Milić Jovanović

Personal information
- Full name: Milić Jovanović
- Date of birth: 10 February 1966 (age 59)
- Place of birth: Kruševac, SFR Yugoslavia
- Height: 2.01 m (6 ft 7 in)
- Position: Goalkeeper

Senior career*
- Years: Team / Apps / (Gls)
- 1988–1990: Napredak Kruševac / 57 / (0)
- 1990–1992: Red Star Belgrade / 6 / (0)
- 1992–1993: Mogren / 11 / (0)
- 1993–1994: Torreense / 33 / (0)
- 1994–1996: Nacional / 58 / (0)
- 1996–2001: Leça / 57 / (0)
- Total:  / 222 / (0)

Managerial career
- 2003: Leça
- 2008–2009: Leça
- 2010–2011: Leça (assistant)

= Milić Jovanović =

Serbian retired footballer (born 1966)

Milić Jovanović (Serbian Cyrillic: Милић Јовановић; born 10 February 1966) is a Serbian retired footballer who played as a goalkeeper.

==Playing career==
Born in Kruševac, Socialist Federal Republic of Yugoslavia, Jovanović played for FK Napredak Kruševac, Red Star Belgrade and FK Mogren in his homeland. He won the 1990–91 Yugoslav First League with Red Star, acting as backup to Stevan Stojanović, and he played against Anderlecht in the 1991–92 European Cup.

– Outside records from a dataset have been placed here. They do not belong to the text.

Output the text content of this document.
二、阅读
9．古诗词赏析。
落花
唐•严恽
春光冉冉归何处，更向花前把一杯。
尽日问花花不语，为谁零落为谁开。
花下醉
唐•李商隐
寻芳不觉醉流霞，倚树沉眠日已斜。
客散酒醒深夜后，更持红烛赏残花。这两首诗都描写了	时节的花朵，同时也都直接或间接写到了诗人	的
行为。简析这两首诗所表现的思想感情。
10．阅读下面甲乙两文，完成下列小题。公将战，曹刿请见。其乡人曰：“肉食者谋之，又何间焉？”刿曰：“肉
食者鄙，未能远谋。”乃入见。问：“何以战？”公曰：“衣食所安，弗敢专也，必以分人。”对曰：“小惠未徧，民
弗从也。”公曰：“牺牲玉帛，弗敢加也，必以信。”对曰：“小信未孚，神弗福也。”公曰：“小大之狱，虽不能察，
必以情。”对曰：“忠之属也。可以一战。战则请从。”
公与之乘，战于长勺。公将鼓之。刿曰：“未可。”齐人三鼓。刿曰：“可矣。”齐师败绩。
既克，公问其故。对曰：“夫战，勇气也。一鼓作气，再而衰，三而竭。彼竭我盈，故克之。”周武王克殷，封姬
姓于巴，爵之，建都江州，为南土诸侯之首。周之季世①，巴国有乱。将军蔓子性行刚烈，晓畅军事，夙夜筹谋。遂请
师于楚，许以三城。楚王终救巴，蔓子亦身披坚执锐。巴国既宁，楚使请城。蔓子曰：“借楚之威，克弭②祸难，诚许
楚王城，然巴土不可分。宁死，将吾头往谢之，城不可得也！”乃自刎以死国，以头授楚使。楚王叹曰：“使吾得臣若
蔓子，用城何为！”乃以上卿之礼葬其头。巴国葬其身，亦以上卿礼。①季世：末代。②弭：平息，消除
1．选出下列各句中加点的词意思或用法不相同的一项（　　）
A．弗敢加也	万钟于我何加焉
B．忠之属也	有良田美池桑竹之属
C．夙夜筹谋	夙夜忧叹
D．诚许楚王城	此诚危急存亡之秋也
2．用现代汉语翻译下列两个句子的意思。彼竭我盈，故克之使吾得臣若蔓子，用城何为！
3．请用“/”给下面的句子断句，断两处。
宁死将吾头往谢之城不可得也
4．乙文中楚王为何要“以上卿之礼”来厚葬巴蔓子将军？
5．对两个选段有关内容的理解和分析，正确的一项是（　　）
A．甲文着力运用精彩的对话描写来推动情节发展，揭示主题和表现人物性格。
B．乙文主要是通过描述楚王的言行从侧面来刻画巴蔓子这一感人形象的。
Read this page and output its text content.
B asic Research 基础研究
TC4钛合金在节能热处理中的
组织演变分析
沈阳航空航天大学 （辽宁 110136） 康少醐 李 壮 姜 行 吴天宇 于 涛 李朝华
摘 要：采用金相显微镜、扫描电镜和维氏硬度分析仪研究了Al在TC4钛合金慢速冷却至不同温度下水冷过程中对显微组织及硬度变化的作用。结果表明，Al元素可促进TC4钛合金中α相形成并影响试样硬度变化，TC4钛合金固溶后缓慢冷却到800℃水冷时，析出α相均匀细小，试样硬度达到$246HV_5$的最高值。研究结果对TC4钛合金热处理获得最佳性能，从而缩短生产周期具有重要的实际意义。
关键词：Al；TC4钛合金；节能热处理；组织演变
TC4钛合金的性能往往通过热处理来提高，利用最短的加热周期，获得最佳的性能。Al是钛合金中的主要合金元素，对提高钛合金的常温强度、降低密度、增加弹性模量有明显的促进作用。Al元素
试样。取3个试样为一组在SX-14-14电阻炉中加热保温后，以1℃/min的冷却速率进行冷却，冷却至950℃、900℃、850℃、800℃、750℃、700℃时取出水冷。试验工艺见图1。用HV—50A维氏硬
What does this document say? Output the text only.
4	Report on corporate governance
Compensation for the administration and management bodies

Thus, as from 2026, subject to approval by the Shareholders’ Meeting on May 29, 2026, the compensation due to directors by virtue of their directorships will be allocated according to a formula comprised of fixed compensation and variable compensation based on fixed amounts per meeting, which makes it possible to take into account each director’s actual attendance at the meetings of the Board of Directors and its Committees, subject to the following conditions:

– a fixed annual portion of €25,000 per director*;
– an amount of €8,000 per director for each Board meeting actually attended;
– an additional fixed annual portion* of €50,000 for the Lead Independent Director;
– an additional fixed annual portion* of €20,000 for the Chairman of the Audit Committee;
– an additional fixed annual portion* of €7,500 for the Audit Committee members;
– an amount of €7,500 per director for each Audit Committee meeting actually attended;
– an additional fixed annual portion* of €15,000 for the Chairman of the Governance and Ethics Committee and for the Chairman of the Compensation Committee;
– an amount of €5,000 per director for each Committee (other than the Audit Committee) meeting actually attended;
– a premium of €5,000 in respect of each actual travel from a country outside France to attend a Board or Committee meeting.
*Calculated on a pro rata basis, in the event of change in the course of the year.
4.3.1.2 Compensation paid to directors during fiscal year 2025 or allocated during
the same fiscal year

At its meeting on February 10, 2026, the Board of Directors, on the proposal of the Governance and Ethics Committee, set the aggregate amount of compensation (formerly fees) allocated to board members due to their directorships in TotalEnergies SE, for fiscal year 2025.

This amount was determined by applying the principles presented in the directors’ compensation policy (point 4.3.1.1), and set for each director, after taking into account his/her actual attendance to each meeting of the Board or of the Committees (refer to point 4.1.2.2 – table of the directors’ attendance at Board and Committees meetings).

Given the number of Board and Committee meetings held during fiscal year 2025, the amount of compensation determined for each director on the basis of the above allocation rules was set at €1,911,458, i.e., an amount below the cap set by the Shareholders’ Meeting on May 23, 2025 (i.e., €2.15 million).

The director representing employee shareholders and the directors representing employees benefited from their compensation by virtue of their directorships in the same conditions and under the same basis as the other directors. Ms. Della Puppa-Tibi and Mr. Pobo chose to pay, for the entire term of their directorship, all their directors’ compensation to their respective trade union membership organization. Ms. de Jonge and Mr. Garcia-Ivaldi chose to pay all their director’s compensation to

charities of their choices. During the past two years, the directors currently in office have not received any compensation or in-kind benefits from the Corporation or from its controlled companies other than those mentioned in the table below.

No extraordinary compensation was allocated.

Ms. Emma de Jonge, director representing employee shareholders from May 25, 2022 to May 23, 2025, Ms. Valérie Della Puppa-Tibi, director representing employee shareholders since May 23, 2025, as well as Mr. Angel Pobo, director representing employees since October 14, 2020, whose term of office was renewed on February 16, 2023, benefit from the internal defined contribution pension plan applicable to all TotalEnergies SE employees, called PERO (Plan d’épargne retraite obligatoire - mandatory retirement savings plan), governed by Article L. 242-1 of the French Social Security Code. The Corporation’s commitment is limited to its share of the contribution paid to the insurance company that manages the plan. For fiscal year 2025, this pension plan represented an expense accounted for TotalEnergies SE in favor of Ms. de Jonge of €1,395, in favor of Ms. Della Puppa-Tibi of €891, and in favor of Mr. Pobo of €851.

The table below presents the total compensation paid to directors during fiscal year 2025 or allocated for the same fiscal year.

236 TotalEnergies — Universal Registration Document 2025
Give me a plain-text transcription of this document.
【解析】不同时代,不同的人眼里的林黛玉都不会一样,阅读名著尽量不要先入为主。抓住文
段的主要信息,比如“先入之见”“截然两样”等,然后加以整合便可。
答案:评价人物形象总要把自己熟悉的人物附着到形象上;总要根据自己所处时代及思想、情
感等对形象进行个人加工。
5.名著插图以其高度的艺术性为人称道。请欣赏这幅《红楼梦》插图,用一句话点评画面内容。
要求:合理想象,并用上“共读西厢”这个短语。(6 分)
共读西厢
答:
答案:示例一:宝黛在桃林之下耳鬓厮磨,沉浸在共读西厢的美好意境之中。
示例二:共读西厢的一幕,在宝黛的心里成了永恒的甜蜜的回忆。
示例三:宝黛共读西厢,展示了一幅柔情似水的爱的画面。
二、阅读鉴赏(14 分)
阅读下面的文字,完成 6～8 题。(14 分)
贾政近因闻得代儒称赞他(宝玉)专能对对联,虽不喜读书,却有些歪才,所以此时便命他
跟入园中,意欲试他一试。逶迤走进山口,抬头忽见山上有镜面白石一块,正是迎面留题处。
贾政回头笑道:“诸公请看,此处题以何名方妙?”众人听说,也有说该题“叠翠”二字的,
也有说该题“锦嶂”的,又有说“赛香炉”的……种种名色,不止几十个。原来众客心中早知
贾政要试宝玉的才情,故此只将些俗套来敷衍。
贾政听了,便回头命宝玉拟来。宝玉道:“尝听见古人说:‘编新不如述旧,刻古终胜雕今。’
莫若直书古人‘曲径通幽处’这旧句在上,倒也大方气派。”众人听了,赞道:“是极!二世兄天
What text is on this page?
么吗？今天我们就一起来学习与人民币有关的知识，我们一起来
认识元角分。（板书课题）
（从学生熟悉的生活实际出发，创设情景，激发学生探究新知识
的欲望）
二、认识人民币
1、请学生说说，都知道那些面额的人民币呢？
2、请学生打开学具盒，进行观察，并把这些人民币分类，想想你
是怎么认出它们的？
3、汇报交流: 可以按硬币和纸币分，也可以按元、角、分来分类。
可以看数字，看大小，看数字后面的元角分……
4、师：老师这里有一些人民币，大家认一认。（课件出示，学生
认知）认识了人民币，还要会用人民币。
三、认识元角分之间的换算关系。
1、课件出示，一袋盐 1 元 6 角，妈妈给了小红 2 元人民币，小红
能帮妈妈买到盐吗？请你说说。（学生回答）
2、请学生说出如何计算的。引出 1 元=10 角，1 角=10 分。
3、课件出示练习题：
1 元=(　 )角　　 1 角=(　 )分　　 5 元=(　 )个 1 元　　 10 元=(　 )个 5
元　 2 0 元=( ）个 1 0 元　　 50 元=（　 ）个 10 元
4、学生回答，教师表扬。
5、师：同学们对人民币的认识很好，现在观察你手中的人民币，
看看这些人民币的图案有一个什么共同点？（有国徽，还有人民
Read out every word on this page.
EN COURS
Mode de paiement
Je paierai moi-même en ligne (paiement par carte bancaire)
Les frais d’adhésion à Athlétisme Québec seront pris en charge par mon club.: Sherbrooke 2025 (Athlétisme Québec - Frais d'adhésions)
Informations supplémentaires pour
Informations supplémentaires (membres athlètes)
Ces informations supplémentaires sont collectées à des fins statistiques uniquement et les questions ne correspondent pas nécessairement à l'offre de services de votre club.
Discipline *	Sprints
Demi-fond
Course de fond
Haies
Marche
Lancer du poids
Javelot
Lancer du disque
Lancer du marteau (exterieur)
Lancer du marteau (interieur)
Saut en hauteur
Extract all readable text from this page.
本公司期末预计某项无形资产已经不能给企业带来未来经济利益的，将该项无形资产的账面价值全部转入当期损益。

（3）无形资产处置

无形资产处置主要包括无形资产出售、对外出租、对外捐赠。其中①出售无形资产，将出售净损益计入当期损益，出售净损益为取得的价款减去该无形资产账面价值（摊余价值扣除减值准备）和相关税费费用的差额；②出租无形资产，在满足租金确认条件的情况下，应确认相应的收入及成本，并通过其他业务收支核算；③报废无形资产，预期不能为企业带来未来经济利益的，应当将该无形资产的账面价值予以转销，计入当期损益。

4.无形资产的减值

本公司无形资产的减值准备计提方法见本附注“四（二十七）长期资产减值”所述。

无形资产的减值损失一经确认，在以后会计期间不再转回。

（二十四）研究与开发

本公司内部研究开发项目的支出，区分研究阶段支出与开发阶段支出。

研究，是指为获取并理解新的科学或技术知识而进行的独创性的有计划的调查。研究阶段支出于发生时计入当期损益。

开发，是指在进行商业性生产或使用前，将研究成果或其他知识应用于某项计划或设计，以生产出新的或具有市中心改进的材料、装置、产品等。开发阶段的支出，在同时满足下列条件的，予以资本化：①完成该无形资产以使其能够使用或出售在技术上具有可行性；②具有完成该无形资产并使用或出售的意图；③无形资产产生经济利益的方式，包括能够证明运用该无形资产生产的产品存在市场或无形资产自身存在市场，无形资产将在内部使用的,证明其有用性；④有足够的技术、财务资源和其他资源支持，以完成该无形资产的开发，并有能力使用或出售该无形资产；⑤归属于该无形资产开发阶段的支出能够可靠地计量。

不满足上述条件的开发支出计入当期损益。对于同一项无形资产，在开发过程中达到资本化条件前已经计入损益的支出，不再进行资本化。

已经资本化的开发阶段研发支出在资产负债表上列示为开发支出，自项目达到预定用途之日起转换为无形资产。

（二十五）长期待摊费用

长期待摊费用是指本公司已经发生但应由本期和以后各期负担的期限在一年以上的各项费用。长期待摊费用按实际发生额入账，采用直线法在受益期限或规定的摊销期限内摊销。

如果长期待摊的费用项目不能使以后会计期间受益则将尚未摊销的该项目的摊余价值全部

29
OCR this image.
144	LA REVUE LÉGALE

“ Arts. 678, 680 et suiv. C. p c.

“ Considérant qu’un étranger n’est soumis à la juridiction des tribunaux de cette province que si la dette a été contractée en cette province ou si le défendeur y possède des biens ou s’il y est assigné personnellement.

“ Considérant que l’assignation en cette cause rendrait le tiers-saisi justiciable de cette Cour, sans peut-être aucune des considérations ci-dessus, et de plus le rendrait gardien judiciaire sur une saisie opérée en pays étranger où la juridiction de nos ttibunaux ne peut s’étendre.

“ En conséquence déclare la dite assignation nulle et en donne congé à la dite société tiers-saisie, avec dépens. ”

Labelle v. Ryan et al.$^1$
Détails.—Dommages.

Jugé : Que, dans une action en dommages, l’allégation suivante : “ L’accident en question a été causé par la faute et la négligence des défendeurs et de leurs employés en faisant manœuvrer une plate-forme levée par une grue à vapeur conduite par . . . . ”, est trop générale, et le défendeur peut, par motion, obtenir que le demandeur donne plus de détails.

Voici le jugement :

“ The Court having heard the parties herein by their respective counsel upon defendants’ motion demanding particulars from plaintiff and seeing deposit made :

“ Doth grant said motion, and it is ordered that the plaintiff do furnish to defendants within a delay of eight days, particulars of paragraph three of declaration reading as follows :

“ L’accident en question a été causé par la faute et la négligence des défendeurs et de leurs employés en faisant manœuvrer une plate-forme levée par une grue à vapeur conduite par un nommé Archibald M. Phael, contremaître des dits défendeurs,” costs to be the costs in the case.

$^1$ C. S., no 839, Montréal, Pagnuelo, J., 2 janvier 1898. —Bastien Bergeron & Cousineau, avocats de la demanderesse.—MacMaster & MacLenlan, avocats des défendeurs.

In 1993, aged 27, Jovanović moved to Portugal where he would remain the following eight years, until his retirement. He started with S.C.U. Torreense in the second division, then switched to C.D. Nacional for a further two years in the category.

Jovanović made his Portuguese top level debut in the 1996–97 season, appearing in only one game, a 0–1 away loss against Gil Vicente FC. During most of his spell in Leça da Palmeira he played understudy to compatriot Vladan Stojković, and totalled eight matches in the main division, eventually retiring in 2001 at the age of 35 with the club again in level two.

==Post-playing career==
After his retirement, Jovanović worked with his last club as a goalkeeping coach. He also had head and assistant coach spells there.